A 0.2299 N acid is prepared by mixing 100 ml of 0.1234 N H2SO4 and 0.3200 N HCl. How much HCl is needed in the preparation of the solution?
118.2
Let x = amount of 0.3200 N HCl needed.
m.e. = # milliequivelents
Then m.e. H2SO4 + m.e. HCl = m.e. 0.2299 solution.
(100mL*0.1234N) + (XmL*0.3200N) = (100mL + xmL)*0.2299
Solve for X.
To find out how much HCl is needed in the preparation of the solution, we can use the concept of molarity and volume.
We have two solutions: 0.1234 N H2SO4 and 0.3200 N HCl.
First, let's calculate the moles of H2SO4 present in the solution.
Moles of H2SO4 = Molarity of H2SO4 * Volume of H2SO4 in liters
Given:
Molarity of H2SO4 = 0.1234 N
Volume of H2SO4 = 100 ml = 0.1 liters
Moles of H2SO4 = 0.1234 N * 0.1 L = 0.01234 moles
Similarly, let's calculate the moles of HCl present in the solution.
Moles of HCl = Molarity of HCl * Volume of HCl in liters
Given:
Molarity of HCl = 0.3200 N
Volume of HCl = unknown (let's call it "x" liters)

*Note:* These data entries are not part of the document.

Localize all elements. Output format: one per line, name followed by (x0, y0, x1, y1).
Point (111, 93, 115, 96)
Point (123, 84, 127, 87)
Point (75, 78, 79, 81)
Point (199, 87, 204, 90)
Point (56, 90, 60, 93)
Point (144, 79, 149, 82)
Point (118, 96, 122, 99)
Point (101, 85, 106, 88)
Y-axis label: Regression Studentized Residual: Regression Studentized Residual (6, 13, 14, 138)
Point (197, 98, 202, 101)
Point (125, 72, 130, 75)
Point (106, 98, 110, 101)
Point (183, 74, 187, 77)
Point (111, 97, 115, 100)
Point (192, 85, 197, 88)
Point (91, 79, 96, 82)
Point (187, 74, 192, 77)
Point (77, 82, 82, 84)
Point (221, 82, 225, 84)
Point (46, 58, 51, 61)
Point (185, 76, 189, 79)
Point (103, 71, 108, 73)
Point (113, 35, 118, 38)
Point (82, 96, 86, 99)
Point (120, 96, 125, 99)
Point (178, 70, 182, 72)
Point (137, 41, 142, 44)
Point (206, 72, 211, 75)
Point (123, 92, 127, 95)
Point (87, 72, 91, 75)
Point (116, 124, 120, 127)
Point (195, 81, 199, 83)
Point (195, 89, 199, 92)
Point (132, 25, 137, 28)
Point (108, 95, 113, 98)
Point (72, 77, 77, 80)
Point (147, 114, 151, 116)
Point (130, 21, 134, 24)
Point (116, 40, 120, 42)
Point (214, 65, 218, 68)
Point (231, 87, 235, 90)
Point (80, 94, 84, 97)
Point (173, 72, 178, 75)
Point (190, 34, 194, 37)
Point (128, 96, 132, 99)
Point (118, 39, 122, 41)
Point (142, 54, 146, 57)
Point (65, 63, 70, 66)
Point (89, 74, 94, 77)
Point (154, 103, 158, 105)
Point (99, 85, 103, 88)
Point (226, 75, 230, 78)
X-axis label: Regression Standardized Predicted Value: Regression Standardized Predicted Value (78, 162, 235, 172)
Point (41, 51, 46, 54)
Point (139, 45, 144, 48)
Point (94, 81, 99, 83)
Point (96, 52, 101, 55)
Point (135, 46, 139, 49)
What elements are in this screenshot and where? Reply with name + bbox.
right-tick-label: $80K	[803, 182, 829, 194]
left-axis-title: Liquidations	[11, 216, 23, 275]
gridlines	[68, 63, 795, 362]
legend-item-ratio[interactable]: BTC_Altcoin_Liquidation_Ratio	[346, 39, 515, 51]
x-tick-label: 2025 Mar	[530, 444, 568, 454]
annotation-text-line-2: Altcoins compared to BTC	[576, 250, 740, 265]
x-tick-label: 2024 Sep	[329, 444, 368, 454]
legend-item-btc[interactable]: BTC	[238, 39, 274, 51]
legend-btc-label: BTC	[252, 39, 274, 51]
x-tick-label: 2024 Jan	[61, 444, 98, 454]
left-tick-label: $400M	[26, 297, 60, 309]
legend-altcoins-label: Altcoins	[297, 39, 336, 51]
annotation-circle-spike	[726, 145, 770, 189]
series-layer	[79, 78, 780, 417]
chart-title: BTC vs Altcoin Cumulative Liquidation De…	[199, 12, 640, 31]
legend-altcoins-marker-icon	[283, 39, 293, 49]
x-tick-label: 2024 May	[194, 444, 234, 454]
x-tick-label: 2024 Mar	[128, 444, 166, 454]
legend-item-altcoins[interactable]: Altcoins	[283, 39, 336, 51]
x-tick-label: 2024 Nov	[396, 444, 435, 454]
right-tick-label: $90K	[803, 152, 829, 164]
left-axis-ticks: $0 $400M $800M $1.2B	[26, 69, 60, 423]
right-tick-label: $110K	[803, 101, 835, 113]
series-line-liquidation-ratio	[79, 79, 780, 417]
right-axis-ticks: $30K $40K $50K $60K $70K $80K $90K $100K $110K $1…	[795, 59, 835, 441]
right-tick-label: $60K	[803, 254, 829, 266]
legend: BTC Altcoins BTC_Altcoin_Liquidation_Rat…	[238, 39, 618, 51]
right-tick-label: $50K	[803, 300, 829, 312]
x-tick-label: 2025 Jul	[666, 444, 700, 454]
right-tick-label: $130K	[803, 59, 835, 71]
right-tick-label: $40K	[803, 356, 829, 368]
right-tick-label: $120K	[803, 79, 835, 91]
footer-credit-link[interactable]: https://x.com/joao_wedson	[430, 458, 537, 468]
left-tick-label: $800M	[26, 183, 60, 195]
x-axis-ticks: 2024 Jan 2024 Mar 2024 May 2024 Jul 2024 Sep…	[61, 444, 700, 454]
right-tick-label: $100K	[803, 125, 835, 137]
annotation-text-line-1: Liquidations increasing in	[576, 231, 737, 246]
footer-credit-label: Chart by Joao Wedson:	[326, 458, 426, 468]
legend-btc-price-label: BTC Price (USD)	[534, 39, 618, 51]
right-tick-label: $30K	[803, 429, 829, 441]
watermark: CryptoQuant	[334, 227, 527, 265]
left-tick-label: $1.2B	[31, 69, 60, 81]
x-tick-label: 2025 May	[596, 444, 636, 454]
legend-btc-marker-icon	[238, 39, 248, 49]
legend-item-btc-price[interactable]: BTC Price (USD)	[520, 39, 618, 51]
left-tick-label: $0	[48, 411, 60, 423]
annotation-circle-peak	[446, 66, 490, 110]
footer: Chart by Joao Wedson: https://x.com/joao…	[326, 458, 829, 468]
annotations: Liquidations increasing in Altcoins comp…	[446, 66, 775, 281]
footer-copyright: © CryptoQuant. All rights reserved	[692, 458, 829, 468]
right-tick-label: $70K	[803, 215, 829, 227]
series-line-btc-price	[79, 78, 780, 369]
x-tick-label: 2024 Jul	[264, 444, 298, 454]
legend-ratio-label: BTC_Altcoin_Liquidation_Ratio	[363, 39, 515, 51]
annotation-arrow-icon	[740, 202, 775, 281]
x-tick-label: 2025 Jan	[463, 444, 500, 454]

Moles of HCl = 0.3200 N * x L = 0.3200x moles
Now, since both H2SO4 and HCl react in a 1:1 ratio, we can equate the moles of H2SO4 to the moles of HCl.
0.01234 moles H2SO4 = 0.3200x moles HCl
Now, solve this equation to find the value of "x," which represents the volume of HCl in liters.
0.01234 / 0.3200 = x
x ≈ 0.0384375 liters
Since the volume was given in milliliters, we need to convert liters to milliliters.
x ≈ 0.0384375 * 1000 ml
x ≈ 38.4375 ml
Therefore, approximately 38.44 ml of HCl is needed in the preparation of the solution.